The Santo Niño congregation is an “exploratory member” of the St. Paul Ecumenical Alliance of Congregations, SPEAC, of which St. Paul’s is a charter member. SPEAC is a consortium devoted to “congregationally based organizing,” which Fr. Teska defines as “organizing at the grassroots to gain political power sufficient to effect changes in the interest of the people.” The alliance operates out of a consensus of values pertaining to city life, with respect to such issues as racism and economic and social justice.

“One of SPEAC’s first projects,” Fr. Teska said, was to get about $30 million worth of commitment from banks for loan money for certain neighborhoods in St. Paul.” He said another issue was when a large grocery store moved to the neighborhood. “We felt that they hadn’t been living up to their commitments in terms of hiring locally,” he said, “so we organized about that. And the organizing is often uncomfortable to some because the more powerful it is, the more it appears to be demanding. And, of course, people who have the power and want to do it their way regard this as a kind of impertinence, but that’s politics. When poor and powerless people behave in ways that actually draw attention, successfully, to what they want to accomplish, people are surprised – this isn’t the way the game is supposed to be played. ‘You’re supposed to come to us and ask us nicely.’ And we do that. But you can ask nicely all you like, and unless you have power behind it, all you’re going to achieve is what’s in the interest of the people who are handing down the favors.”

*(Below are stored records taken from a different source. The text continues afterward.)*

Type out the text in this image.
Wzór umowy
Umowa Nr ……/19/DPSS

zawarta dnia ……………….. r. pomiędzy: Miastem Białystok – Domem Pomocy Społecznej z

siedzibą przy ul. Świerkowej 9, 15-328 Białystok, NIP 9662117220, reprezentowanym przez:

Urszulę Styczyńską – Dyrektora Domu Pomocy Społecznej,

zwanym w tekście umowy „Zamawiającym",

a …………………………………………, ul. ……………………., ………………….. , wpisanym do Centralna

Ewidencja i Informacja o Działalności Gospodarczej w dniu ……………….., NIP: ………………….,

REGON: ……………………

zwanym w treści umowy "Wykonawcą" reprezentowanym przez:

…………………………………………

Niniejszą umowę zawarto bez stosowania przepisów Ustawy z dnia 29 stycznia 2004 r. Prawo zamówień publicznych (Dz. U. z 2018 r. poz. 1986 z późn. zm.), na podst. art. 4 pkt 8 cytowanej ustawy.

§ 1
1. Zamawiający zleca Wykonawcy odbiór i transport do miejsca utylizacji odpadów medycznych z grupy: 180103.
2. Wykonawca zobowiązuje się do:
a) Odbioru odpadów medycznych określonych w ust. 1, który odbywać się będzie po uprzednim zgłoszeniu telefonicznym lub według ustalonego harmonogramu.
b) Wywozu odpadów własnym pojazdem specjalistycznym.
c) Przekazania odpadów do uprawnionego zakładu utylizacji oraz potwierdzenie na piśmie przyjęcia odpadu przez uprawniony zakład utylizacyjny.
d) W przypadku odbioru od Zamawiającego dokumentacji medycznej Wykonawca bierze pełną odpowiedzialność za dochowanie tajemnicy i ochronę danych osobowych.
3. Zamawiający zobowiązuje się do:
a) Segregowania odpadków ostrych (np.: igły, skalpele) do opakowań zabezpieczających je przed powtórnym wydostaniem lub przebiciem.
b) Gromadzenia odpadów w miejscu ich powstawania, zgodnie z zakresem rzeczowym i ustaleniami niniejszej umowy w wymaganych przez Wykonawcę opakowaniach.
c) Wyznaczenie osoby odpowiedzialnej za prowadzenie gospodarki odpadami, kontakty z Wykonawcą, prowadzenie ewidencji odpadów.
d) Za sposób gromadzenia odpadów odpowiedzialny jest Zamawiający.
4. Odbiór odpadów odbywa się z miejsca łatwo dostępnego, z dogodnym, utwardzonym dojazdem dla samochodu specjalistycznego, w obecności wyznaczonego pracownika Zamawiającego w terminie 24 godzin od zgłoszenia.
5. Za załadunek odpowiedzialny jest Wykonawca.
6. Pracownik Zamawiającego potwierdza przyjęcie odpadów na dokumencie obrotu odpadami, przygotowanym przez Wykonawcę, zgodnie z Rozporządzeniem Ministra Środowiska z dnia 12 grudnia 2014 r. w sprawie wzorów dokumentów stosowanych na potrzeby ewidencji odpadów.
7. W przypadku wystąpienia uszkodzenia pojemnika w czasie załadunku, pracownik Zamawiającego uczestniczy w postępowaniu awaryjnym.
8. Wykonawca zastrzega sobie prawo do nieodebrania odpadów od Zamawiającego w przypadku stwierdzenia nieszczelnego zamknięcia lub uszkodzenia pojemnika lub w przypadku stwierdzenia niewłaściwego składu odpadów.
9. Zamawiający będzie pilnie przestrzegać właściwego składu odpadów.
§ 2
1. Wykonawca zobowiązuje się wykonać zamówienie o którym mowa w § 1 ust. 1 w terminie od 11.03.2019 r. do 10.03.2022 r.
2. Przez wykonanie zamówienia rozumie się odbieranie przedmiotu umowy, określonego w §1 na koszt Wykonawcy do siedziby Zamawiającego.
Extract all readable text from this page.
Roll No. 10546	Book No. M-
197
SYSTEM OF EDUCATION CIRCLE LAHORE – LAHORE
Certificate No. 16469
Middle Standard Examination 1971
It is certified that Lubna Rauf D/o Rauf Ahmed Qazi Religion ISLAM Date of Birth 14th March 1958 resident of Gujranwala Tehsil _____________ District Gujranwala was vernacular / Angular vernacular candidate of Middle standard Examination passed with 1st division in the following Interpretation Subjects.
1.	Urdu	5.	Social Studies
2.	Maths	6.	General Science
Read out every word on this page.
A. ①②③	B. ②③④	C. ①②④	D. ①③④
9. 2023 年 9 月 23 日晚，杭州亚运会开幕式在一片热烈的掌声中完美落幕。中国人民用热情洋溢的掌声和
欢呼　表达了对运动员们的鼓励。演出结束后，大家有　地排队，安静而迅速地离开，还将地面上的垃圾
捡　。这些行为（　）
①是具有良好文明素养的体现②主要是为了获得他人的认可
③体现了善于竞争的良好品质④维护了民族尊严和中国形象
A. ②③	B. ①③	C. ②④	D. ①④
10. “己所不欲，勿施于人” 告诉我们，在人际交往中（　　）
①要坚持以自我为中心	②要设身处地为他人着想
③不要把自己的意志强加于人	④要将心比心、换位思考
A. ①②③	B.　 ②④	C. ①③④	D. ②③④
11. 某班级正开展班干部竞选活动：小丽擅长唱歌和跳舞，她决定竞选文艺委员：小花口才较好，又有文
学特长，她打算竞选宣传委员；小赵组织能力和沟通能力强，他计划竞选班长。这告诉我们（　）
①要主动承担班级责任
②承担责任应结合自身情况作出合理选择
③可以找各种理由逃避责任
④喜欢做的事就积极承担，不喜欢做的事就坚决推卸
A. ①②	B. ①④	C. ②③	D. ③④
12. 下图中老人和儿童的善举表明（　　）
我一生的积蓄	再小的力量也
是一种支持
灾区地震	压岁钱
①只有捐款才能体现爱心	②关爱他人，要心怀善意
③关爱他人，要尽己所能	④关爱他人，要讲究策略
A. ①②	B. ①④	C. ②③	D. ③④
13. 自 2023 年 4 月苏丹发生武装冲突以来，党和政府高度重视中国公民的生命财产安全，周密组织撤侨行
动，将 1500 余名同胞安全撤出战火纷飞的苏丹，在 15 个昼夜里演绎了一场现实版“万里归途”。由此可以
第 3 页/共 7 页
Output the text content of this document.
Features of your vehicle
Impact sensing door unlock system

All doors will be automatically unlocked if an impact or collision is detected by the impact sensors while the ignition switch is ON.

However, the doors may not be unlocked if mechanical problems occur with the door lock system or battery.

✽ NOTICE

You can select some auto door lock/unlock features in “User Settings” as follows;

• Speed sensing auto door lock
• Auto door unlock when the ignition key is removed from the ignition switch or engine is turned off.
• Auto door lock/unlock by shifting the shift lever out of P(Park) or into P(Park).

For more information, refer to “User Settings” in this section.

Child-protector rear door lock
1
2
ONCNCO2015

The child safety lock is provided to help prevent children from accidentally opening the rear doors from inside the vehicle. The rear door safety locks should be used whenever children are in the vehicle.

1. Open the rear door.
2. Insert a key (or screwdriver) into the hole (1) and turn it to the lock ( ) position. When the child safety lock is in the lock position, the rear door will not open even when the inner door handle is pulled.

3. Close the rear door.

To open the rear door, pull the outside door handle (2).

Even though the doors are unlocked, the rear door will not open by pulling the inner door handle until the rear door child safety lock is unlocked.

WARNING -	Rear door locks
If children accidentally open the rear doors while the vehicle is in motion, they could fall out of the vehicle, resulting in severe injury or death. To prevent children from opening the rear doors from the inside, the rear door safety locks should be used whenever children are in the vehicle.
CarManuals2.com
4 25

Santo Niño’s social outreach extends to the Latino community at large, irrespective of membership in the congregation itself. “We are seen by many as a parish that is here to serve the needs of the Latino community in general,” Fr. Schwahn said.

“We work very strongly with most social service agencies that work with Hispanics, so I frequently get phone calls from social workers, psychologists, doctors, medical technicians, who have some kind of need… that they identify as spiritual, and ask for my assistance.” These needs include emergency counseling, working with families dealing with HIV/AIDS, and other kinds of social service both within and without the mission itself.

Another important aspect of Santo Nino’s social mission is its social life. “A Hispanic parish is a very social parish,” Fr. Schwahn said, “And part of the culture is the celebrating of life activities, be it sacramental events in one’s life, or religious events during the year. The whole idea of fiesta and celebrating life’s activities with a party is really an essential part of Latin culture.” These celebrations include religious observances like the Dia de los Muertos, or “Day of the Dead” – known as “All Souls’ Day” in English – and cultural celebrations like a Cinco de Mayo dance.

Though the congregation is of predominantly Mexican origin, it includes worships from all over Latin America. The two congregations, although they co-exist with the relative autonomy of roommates, make a point of worshipping together. “All of the major religious celebrations are celebrated as one community, which I think is really important,” Fr. Schwahn said.

Fr. Teska is also enthusiastic about the vitality of the mission within his parish building. “It seemed to all of us,” he recalled, “that when the opportunity arose to incubate a Spanish-speaking Episcopal church, that this was really a call from God.”

La Mision el Santo Niño Jesus continues as a congregation of the Episcopal Church in Minnesota, now sharing space with a Lutheran congregation. It had 180 baptized members in 2020. The diocese also now has Latino ministries in two other congregations, in Richfield and Mankato. Saint Paul’s on the Hill closed in 2015.